One would think that after all the effort and energy I have put into complaining about how much I loathe working as a cashier that my last day would bring unrelenting relief, yet as I punched out for the last time a strange sense of sadness came over me. The stability and comfort this job has brought me is now officially eradicated from my life. I'm not sorry I quit, I didn't go home and cry, but my parting with the familiarity of that store confirms the sneaking suspicion I've had that this small town no longer has much to offer me. I worked at that store when I found out I got a scholarship to the college I now attend. I did homework there, I wrote poems during my break; I used my time on register to think about whatever measly problem I deemed important at the time. Whether I like it or not, that store has been a very big part of my life and as much as I moaned about the toils of cashiering, I can't say it was all bad. I did learn how to deal with the public and I sharpened my mental math. Most importantly, I learned that I never wanted to be stuck in a place like that for the rest of my life. I learned the value of education.

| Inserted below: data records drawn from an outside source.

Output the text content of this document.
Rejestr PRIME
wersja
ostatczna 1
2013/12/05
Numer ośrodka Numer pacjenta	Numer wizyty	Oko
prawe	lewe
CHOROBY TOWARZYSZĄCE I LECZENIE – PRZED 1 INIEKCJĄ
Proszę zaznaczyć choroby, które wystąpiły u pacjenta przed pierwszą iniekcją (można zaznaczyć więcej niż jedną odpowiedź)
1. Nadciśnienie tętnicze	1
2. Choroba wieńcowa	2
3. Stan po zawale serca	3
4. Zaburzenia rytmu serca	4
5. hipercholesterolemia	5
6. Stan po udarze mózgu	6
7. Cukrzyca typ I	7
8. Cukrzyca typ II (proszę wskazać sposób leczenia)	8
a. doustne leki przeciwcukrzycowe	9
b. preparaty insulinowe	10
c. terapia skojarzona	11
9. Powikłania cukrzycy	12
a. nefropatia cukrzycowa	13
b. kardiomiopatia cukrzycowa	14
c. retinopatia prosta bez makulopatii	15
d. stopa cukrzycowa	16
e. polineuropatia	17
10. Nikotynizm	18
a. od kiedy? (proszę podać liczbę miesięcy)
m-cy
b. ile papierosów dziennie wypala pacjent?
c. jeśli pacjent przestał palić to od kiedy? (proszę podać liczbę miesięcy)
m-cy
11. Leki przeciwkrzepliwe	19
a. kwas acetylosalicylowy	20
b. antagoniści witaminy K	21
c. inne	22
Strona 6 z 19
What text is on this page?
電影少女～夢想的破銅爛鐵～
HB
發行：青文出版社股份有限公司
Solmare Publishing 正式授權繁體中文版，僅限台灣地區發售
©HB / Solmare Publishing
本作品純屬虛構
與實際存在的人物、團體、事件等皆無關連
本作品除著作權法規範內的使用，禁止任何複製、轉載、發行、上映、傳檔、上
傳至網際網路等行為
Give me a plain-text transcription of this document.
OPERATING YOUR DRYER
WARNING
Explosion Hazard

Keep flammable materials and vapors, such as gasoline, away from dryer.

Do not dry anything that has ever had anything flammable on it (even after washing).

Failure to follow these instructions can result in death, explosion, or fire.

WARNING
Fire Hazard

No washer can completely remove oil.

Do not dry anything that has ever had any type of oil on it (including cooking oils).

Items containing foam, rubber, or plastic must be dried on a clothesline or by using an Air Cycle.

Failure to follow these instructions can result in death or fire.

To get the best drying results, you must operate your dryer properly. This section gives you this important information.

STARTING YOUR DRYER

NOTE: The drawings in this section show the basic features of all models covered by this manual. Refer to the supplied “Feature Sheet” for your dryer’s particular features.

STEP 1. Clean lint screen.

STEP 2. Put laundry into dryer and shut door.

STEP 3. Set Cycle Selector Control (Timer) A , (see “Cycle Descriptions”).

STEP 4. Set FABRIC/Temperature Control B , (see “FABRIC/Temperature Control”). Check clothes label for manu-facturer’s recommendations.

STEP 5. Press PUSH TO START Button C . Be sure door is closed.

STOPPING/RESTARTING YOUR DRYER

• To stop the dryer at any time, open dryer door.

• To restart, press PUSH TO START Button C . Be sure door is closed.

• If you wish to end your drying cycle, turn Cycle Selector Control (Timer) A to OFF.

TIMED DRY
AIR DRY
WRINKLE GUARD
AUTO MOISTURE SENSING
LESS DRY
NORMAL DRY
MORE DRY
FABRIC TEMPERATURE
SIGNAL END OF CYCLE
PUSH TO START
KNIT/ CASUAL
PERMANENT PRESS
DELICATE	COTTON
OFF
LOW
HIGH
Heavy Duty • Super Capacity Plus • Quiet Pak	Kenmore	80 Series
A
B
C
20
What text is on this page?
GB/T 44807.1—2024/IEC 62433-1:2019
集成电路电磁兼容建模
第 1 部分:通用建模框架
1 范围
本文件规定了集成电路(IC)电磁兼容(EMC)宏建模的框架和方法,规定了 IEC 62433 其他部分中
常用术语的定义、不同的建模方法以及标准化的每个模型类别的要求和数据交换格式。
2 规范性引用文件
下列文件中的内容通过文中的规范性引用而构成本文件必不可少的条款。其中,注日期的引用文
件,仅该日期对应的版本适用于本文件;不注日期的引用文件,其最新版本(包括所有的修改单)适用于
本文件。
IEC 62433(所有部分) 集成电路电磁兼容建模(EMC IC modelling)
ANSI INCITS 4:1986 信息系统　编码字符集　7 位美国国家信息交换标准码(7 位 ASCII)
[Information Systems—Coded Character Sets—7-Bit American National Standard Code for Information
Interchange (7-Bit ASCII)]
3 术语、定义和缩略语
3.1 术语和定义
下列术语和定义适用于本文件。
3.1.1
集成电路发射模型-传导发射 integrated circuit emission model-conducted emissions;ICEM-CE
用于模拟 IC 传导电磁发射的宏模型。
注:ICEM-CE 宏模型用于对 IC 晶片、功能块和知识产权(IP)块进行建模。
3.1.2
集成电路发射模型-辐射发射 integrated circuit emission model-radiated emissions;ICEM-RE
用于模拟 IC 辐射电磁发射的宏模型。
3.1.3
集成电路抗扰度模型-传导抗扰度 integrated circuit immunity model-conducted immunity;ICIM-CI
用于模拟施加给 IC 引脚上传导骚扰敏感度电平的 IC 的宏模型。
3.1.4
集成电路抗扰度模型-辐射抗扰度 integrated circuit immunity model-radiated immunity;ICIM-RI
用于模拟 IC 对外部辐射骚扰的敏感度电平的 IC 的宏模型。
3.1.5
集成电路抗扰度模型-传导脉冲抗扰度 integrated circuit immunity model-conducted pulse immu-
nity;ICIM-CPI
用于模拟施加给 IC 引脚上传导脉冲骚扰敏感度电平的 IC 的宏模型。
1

As my friends and I sat on the cliff last night I found that I could not bring myself to throw that hideous black smock which had sat in a clump in my backseat for two years over the edge. Sick and twisted as it may be, I had grown attached to it and to the rectangular white name tag which was required to be pinned on the smock at all times. Silly me and my contradictory emotions. I had fantasized wildly about the day when I could walk out the automatic doors knowing I'd never have to come back and now that I have reached that landmark I'm disappointed in myself for not being happier. I am certain that my time there is done but now I've got to get my act together so I can acquire a real job. Sitting on the cliff last night I looked out at all the lights of buildings I didn't know. My future is like that overlook; I know it's there but I just can't make it out. I let myself become alright with the fact that life doesn't follow any certain plan, rhyme or reason. Then, with some prodding of my friends, I picked up the black smock and threw it into the abyss. I hope someone finds it and wonders who I am.